Christmas is about my favorite dude. and how he was brought into the world and why. I can just picture the world: so broken & on the fringe, if you will. I see myself as the world sometimes, broken and on the edge. but in both instances God invites the world and me into a beautiful story of love and restoration. he says, "i love you this much." He loved the world SO much that he sent his son. and he loves me SO much that he sends his son for me. as he was being brought into the world, God said: I'm doing this for Emily.
if that doesn't just blow your mind, then just sit down. I guess it blows me away like never before this season because i have had so many times when i have screwed up and my friends and coworkers and family have forgiven me and loved me all the same. things like that are on such a tiny scale compared to what God did for all of us. and how he loves us SO much that he would send us a savior.
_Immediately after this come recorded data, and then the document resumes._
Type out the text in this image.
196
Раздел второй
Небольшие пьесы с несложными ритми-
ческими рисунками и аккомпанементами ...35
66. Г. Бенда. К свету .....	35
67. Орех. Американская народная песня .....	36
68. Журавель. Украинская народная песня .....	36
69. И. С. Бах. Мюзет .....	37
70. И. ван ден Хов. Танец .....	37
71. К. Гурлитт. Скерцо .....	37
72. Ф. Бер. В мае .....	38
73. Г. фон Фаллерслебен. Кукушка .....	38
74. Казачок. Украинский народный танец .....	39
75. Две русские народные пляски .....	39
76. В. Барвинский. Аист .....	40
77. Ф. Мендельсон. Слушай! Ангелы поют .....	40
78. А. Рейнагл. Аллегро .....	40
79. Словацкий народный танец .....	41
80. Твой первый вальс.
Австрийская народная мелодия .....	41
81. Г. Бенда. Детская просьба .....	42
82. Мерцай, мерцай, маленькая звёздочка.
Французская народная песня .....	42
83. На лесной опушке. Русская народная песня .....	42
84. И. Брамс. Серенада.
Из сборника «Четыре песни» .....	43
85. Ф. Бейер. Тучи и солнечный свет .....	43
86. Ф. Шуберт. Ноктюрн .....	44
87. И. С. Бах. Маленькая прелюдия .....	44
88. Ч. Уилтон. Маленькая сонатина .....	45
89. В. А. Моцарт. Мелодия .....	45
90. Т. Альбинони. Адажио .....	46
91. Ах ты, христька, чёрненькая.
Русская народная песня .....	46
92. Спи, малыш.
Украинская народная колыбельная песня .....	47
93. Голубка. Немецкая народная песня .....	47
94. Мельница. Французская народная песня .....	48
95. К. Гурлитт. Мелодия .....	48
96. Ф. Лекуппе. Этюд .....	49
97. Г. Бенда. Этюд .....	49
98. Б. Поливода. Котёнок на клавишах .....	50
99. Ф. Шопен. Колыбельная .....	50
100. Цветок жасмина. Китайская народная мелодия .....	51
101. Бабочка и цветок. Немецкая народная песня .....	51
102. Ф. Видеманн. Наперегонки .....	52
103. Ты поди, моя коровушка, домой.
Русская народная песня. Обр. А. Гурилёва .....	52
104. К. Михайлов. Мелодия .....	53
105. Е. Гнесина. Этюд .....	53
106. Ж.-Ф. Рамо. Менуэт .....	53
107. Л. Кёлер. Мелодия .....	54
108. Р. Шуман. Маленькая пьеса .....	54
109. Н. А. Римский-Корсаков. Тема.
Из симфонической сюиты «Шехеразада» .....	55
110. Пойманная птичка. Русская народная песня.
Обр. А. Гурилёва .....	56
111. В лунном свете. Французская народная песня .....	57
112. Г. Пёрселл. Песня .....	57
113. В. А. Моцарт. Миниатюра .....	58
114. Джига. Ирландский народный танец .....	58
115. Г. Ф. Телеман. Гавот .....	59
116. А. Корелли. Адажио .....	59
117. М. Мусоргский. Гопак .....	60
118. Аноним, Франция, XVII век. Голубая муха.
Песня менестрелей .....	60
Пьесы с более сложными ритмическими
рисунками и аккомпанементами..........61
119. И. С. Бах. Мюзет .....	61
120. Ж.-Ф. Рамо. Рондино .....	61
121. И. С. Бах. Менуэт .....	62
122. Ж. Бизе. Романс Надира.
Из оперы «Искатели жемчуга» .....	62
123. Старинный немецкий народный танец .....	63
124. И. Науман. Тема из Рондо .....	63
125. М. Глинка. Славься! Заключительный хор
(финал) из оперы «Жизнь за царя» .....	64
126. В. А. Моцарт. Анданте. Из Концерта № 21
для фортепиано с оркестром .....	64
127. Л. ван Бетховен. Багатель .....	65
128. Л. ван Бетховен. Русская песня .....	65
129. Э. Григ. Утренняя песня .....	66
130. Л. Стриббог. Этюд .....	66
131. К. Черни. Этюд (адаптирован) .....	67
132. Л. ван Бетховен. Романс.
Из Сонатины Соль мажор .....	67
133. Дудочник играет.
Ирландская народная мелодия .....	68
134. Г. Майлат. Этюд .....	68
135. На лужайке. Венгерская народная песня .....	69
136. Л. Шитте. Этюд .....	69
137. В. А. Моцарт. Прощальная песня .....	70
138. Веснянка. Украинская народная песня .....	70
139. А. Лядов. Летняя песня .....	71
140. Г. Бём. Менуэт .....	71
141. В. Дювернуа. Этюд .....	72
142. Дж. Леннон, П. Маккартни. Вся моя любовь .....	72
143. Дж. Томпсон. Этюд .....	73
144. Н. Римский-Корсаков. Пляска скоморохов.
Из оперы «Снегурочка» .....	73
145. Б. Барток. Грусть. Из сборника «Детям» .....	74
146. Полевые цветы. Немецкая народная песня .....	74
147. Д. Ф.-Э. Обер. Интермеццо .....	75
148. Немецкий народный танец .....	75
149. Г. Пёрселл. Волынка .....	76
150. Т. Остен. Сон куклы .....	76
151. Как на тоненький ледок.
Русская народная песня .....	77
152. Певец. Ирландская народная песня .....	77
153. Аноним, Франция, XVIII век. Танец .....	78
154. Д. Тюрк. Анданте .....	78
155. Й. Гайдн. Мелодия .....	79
I don't know, you guys, I just get so excited thinking about it all. about the real-ness of the manger scene. and of God's love for us all. and for me. its kind of like when you get a gift that is just so YOU. and you cannot contain your excitement. that's how I feel about Jesus. he is "the gift that keeps on giving." and he loves me and guides me. and I know it sounds silly because I talk about it all like I'm a 3rd grader, but that's how he makes me feel. I feel like a little kid again thinking about his love for me. it's just incredible to think about.
So even though home is far away and I don't get to see my friends around christmas, the season is not spoiled because Jesus is coming. and God is whispering around the world,
"see. I love you SO much.
I'm not going to leave you.
I'm bringing you a savior. remember. remember.
remember."
My hope is that you remember how much He truly loves you. and that you are restored by his unfailing love. That you will look past the gifts and the traditions and the family/friends time and see Jesus. I know the cliche that he is the reason for the season. but its SO much more than that. Let this be a different kind of Christmas for you. Let this be one of excitement and Joy for the coming of our Savior.